Dr. Mikamo: I was partly influenced by Clint Eastwood's movie, Letters from Iwojima, and how it was from the young main character's (Saigo's) perspective. It just felt right to "speak" to the audience as if my father (especially, as a young man) were talking to each of them.
Kristina: Do you believe in coincidence?
I believe everything has a meaning, but it is sometimes not so obvious at the time. One may later realize 2 things happened at the same time for a reason.
Kristina: If your mother had had a voice in this book, what lessons would she have imparted on readers?
Dr. Mikamo: She passed away 6 years ago, and it was very unfortunate she didn't get to see this book come to life. She was a very traditional Japanese woman, who had learned to swallow all the pain and keep it to herself. She had taught me the virtue of tolerance and accepting. So her voice was not in the book directly, but her silent voice was reflected in the book through my personality and perspectives.
Kristina: Are there any films or other books you'd recommend to people who loved Ashes and want to see more material like it? This includes both the historical aspects of the story as well as its ultimate message of empathy and forgiveness.
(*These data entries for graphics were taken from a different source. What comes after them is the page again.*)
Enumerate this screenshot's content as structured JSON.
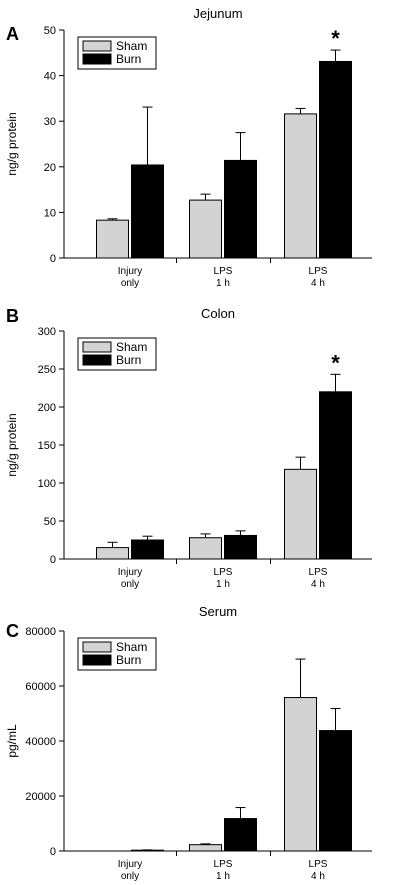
{
  "chart_data": [
    {
      "type": "bar",
      "panel": "A",
      "title": "Jejunum",
      "ylabel": "ng/g protein",
      "ylim": [
        0,
        50
      ],
      "yticks": [
        0,
        10,
        20,
        30,
        40,
        50
      ],
      "categories": [
        [
          "Injury",
          "only"
        ],
        [
          "LPS",
          "1 h"
        ],
        [
          "LPS",
          "4 h"
        ]
      ],
      "series": [
        {
          "name": "Sham",
          "color": "#d3d3d3",
          "values": [
            8.3,
            12.7,
            31.6
          ],
          "errors": [
            0.3,
            1.3,
            1.2
          ]
        },
        {
          "name": "Burn",
          "color": "#000000",
          "values": [
            20.4,
            21.4,
            43.1
          ],
          "errors": [
            12.7,
            6.1,
            2.5
          ]
        }
      ],
      "significance": [
        {
          "category": 2,
          "series": 1,
          "mark": "*"
        }
      ],
      "legend_position": "top-left",
      "grid": false
    },
    {
      "type": "bar",
      "panel": "B",
      "title": "Colon",
      "ylabel": "ng/g protein",
      "ylim": [
        0,
        300
      ],
      "yticks": [
        0,
        50,
        100,
        150,
        200,
        250,
        300
      ],
      "categories": [
        [
          "Injury",
          "only"
        ],
        [
          "LPS",
          "1 h"
        ],
        [
          "LPS",
          "4 h"
        ]
      ],
      "series": [
        {
          "name": "Sham",
          "color": "#d3d3d3",
          "values": [
            15,
            28,
            118
          ],
          "errors": [
            7,
            5,
            16
          ]
        },
        {
          "name": "Burn",
          "color": "#000000",
          "values": [
            25,
            31,
            220
          ],
          "errors": [
            5,
            6,
            23
          ]
        }
      ],
      "significance": [
        {
          "category": 2,
          "series": 1,
          "mark": "*"
        }
      ],
      "legend_position": "top-left",
      "grid": false
    },
    {
      "type": "bar",
      "panel": "C",
      "title": "Serum",
      "ylabel": "pg/mL",
      "ylim": [
        0,
        80000
      ],
      "yticks": [
        0,
        20000,
        40000,
        60000,
        80000
      ],
      "categories": [
        [
          "Injury",
          "only"
        ],
        [
          "LPS",
          "1 h"
        ],
        [
          "LPS",
          "4 h"
        ]
      ],
      "series": [
        {
          "name": "Sham",
          "color": "#d3d3d3",
          "values": [
            0,
            2300,
            55800
          ],
          "errors": [
            0,
            300,
            14000
          ]
        },
        {
          "name": "Burn",
          "color": "#000000",
          "values": [
            300,
            11800,
            43800
          ],
          "errors": [
            100,
            4000,
            8000
          ]
        }
      ],
      "significance": [],
      "legend_position": "top-left",
      "grid": false
    }
  ]
}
Dr. Mikamo: It's not directly about forgiveness, but I think Letters from Iwojima is a brilliant and very touching movie about the WWII in the Pacific involving Japan. It really expands one's perspective when you watch it with Flags of Our Fathers also on Iwojima by Clint Eastwood.
For children, I recommend Sadako and One Thousand Cranes by Eleanor Coerr.
Tariq Kahmisa Foundation in San Diego is a not-for-profit organization to educate teens to eliminate teen violence, and it is based on the importance of forgiveness. It was co-founded by the father of a teenager who was killed by a 13-year-old gang member and the murderer's grandfather. http://www.tkf.org/
"The Amish Project" is a fictional play by Jessica Dickey (playwright and actress) based on a true story of a schoolhouse shooting, and it is a powerful story of forgiveness. http://www.amishproject.com/
Kristina: Do you have any advice for people who are living in or planning to move abroad somewhere, even if just to study abroad?
Dr. Mikamo: To put aside judgment on people, behavior, or customs using your own scales, and to listen, observe, and try to understand where they are coming from first. You don't have to agree with them, but just try to understand and empathize. You will gain so much more. Not only will you learn about other cultures, but you will also gain a new and expanded perspective on your own.
Kristina: Besides visiting the Memorial Park and Museum, what is one unmissable experience travelers should have when visiting Hiroshima?
Dr. Mikamo: To visit Miyajima (Itsukushima Island) with the big shinto shrine and Torii gate. Very historical and beautiful. There is a photo in my book toward the back with a couple of deer with the Torii gate in the background. It is one of the Three Best Scenes of Japan. You can take a ferry there from the coast, or you can take a boat there from the river next to the Atomic Bomb Dome.
And you MUST try the Hiroshima favorite, "Okonomiyaki." It's a casual meal with layers of crepe, veggies, thin meat or seafood, eggs, and with or without noodles. Hiroshima has its own famous special style, and the sauce is to die for. Okonomiyaki teppan (iron grill) restaurant is almost on every corner, and it's like what pizza is to Americans: just more nutritious and much healthier.
Thank you so much, again!
Japanator would like to thank Dr. Mikamo once again for taking the time to grant us this interview. We look forward to covering more of her work in the future.